Jean Baptiste Auguste Dampt (1854–1945) was a French sculptor, medalist, and jeweler, known for his contributions to Art Nouveau and Symbolist art. His work ranged from sculptural pieces to finely crafted medals and jewelry, reflecting his mastery of form and intricate detailing. Dampt's artistic style often incorporated mythological and allegorical themes, and he played a significant role in the late 19th and early 20th-century French decorative arts movement.

==Biography==
Born in Venarey-les-Laumes as the son of a cabinetmaker, Dampt studied at the École des Beaux-Arts in Dijon, then in 1874 under the leadership of François Jouffroy and Paul Dubois at the École nationale supérieure des Beaux-Arts in Paris . He exhibited for the first time at the Salon of the Société des Artistes Français in 1876. In 1877 he took the deuxième Prix de Rome for sculpture at the Ecole. He completed his military service, then organized an Exhibition of the Society of Friends of the Gold Coast to promote art in its region.

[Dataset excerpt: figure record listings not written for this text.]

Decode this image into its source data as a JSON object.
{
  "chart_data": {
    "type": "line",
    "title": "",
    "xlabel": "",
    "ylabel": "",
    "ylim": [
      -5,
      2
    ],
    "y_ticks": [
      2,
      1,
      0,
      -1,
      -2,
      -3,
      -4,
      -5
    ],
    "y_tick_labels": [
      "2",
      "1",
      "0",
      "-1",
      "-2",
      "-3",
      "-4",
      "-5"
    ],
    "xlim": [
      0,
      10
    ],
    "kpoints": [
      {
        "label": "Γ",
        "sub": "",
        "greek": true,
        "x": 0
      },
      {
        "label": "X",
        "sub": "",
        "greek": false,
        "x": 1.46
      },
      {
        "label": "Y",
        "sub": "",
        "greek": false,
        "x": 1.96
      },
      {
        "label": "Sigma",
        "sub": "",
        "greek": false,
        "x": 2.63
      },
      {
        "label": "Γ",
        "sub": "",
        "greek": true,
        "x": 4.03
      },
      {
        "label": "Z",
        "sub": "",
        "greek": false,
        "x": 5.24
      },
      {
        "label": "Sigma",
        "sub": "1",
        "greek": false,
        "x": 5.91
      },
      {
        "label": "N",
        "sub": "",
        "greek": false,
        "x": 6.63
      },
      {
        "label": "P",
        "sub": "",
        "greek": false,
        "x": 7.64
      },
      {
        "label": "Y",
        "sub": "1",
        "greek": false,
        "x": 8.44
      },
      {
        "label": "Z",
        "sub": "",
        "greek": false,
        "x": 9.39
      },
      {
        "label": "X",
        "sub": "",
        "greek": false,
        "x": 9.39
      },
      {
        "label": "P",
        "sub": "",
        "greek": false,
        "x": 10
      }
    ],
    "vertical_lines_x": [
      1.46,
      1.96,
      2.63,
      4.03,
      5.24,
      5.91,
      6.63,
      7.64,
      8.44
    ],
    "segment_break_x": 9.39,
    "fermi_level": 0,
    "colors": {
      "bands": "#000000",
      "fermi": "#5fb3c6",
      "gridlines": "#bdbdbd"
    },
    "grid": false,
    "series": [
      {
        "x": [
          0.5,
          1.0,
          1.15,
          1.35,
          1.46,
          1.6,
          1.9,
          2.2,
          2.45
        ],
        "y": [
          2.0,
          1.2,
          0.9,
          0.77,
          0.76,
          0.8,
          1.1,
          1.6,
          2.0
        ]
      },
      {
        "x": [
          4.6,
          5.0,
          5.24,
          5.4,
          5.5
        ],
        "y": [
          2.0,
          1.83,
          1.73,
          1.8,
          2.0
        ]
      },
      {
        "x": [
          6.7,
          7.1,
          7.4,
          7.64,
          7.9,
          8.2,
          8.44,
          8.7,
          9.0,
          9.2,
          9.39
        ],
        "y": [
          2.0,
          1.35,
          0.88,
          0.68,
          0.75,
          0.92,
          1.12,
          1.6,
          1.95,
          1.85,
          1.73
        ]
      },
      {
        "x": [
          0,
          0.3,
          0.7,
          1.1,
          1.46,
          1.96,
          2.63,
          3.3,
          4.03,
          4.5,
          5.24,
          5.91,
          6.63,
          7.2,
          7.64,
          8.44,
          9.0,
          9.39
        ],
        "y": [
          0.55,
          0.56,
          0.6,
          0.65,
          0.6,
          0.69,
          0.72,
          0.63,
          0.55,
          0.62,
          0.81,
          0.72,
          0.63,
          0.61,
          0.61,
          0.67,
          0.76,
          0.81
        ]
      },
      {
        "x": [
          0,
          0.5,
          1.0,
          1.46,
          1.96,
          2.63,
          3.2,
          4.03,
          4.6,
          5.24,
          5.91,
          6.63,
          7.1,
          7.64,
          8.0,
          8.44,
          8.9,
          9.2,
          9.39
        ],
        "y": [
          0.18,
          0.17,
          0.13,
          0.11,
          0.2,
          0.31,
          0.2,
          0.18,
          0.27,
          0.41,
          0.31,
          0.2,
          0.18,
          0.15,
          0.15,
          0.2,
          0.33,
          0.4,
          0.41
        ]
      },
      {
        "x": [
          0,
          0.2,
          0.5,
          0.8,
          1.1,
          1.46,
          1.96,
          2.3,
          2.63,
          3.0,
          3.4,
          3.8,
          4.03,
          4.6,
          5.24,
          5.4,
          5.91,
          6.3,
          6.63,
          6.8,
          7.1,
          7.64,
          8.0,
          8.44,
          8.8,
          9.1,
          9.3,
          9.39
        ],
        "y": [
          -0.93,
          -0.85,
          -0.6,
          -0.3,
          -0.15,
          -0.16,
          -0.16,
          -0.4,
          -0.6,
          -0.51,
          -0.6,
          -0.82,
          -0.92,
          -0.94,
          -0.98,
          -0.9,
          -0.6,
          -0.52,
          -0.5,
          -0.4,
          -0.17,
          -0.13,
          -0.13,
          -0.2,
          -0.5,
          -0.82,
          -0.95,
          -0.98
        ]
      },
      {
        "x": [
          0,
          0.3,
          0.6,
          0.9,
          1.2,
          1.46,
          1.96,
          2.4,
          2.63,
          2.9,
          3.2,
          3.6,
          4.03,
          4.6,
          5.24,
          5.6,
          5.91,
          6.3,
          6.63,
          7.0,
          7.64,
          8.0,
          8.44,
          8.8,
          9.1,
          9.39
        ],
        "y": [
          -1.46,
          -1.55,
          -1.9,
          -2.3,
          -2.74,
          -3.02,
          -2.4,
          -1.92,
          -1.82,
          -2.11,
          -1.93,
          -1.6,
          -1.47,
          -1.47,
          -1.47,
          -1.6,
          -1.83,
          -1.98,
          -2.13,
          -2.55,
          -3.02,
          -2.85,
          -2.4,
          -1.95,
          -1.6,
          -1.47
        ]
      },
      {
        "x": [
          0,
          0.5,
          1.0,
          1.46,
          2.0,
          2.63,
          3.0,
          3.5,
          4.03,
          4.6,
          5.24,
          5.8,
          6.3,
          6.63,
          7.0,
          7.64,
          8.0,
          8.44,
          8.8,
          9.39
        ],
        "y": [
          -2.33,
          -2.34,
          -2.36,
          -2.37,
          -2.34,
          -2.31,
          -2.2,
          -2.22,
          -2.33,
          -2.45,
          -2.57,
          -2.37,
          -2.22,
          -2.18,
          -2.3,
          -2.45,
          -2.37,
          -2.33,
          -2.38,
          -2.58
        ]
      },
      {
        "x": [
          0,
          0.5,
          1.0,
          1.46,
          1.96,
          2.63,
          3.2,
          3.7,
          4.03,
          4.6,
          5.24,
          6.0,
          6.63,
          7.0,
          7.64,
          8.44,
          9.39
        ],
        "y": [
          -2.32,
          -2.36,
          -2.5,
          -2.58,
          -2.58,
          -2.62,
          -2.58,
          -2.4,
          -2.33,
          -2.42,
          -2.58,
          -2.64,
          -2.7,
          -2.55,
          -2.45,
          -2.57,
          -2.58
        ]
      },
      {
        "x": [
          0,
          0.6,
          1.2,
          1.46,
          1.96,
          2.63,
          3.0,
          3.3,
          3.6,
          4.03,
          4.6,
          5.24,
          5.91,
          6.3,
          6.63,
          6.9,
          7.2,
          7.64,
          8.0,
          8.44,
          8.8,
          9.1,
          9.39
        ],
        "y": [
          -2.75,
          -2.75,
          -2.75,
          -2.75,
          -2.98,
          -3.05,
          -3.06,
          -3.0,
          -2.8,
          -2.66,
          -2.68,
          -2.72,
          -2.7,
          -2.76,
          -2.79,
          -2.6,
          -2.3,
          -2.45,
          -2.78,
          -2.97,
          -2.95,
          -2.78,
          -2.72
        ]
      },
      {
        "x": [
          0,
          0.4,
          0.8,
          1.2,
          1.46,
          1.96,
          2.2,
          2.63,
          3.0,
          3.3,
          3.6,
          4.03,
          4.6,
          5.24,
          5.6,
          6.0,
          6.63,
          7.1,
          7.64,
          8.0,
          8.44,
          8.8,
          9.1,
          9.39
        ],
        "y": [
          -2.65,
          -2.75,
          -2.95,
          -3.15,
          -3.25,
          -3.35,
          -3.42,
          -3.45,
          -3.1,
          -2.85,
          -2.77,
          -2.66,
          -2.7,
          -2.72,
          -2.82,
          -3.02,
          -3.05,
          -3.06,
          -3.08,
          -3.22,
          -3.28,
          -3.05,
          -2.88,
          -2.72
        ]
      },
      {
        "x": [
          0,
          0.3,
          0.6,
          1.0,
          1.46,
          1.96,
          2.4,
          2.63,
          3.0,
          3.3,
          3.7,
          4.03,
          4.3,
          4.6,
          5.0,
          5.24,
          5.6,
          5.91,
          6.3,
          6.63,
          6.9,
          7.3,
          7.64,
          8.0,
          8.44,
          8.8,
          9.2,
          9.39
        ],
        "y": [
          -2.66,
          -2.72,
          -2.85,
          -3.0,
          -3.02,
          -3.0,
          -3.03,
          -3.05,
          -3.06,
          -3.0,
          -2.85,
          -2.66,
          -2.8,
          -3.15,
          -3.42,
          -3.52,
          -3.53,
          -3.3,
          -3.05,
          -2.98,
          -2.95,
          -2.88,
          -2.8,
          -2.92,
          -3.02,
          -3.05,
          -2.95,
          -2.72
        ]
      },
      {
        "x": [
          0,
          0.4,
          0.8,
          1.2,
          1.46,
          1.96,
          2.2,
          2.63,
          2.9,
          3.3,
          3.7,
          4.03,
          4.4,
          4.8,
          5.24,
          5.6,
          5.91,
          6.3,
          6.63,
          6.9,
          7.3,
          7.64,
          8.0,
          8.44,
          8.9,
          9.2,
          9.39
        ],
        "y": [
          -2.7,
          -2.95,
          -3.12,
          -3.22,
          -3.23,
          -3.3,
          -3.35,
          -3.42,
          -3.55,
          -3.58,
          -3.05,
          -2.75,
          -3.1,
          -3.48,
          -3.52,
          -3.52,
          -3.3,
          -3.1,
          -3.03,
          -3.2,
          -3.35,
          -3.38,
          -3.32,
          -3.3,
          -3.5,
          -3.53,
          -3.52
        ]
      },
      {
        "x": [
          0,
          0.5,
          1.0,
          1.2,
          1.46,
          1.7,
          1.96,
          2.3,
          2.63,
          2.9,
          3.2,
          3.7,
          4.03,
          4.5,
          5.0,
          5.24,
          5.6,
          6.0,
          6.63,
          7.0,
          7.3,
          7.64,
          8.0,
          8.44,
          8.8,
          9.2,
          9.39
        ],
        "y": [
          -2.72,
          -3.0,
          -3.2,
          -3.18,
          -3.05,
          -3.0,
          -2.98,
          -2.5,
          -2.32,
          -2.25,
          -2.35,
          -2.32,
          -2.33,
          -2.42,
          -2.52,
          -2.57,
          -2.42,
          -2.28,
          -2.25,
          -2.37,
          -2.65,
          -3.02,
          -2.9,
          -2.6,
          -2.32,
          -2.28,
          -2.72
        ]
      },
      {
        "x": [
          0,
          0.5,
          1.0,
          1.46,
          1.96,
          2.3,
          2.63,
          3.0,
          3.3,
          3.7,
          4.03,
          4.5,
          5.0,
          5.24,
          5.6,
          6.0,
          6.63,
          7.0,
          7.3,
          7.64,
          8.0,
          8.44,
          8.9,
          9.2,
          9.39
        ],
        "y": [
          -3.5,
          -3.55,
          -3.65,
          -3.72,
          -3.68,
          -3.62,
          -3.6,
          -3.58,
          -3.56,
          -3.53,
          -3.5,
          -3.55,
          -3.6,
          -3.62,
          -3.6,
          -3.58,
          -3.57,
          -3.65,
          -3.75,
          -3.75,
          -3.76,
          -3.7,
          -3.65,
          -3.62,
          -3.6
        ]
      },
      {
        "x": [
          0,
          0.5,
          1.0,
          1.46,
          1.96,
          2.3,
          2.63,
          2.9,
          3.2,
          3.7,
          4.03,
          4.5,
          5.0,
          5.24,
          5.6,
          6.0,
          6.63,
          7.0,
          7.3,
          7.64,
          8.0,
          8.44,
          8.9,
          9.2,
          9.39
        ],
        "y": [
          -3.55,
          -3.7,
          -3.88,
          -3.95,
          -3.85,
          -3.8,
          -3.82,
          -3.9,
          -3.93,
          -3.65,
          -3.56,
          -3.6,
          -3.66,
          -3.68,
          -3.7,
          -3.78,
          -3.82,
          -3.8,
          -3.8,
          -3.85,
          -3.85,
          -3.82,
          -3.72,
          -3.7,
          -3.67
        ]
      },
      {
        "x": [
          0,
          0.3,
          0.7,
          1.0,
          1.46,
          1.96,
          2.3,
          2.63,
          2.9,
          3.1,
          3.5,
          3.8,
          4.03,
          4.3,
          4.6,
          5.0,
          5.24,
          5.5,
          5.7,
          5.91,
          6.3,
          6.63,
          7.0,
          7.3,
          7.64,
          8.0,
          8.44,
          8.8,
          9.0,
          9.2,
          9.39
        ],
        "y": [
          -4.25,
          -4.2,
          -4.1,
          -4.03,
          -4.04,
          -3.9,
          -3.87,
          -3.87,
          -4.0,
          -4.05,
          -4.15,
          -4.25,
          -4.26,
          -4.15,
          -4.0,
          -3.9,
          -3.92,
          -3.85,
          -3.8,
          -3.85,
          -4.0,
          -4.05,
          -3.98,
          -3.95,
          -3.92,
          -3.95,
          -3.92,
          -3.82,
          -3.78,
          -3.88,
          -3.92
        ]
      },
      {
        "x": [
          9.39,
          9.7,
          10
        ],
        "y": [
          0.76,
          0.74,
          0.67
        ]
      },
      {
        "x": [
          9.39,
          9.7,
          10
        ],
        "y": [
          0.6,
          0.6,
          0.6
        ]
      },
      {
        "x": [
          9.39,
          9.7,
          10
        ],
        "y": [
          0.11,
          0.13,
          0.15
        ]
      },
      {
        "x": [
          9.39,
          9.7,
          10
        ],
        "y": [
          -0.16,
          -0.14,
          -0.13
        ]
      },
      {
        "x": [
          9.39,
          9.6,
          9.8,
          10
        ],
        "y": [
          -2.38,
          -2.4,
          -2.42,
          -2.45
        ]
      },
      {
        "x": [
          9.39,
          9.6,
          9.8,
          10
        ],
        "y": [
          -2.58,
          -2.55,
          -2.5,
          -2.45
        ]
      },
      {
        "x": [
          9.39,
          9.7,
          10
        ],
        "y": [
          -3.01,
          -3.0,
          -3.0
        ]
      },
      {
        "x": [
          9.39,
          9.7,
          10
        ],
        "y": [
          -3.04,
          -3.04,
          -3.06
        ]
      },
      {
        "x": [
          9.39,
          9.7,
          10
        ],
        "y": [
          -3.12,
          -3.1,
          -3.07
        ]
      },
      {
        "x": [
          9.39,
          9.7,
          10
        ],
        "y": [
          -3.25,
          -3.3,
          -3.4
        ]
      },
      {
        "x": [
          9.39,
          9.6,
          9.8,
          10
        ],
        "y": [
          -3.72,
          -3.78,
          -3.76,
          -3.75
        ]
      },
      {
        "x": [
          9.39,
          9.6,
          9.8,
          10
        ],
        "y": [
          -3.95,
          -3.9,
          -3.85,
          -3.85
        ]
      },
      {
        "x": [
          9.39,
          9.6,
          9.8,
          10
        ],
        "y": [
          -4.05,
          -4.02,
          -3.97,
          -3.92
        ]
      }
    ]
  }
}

Dampt's work can be described as Symbolist; at the Musée d'Orsay he is classified as Art Nouveau. Some of Dampt's sculptures are exhibited at the Museum of Fine Arts in Dijon.

In 1919 Dampt was appointed to chair #7 of the Académie des Beaux-Arts. Dampt's students include the Americans Frederick Ruckstull, Charles Grafly, and Cyrus Edwin Dallin, and the Swiss Jean Dunand. The animalier François Pompon was an assistant.

== Les Cinq ==

In 1895, Dampt was a founding member of the arts group Les Cinq, which sought to apply new mechanical methods to furniture design. The four other founding members were architect Tony Selmersheim, designer Felix Aubert, sculptor and craftsman Alexandre Charpentier, and the painter Étienne Moreau-Nélaton. Architect Charles Plumet would join in 1896, changing the group's name first to Les Six and then to L'Art pour tous with the later association of Henri Sauvage and others.